CNBC noted that Facebook “reacted defensively” to Biden’s friendly murder accusations, failing to hit LIKE on the administration’s characterization of its pandemic performance. 

“The facts show that Facebook is helping save lives,” a company spokesperson countered. 

“My hope is that Facebook, instead of taking it personally that somehow I’m saying Facebook is killing people,” Mr. Biden chided the social media giant, “that they would do something about the misinformation, the outrageous misinformation about the vaccine.” 
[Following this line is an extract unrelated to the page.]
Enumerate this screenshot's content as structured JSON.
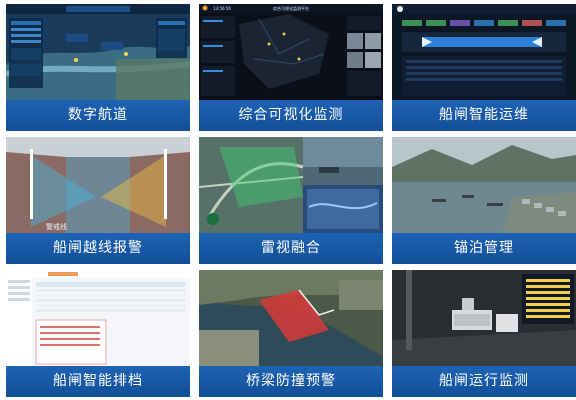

After all, the Biden Administration has certainly rolled up its sleeves, as White House press secretary Jen Psaki put it: “We’re flagging problematic posts for Facebook that spread disinformation.”

Yes, behind the scenes, this administration works with these behemoth social media corporations to help determine what hundreds millions of Americans will be permitted to say and share and discuss — on matters such as medicine, theories of disease origins, etc. 

Didn’t we just ride this pony? Remember the supposedly baseless, debunked, conspiracy-​nut-​fueled Wuhan lab-​leak theory? 

That idea was blocked from us by Facebook (and Google and YouTube) at the behest of Big Government Science … until just weeks ago.

It’s hard to keep up. 

Perhaps we are not supposed to.

This is Common Sense. I’m Paul Jacob.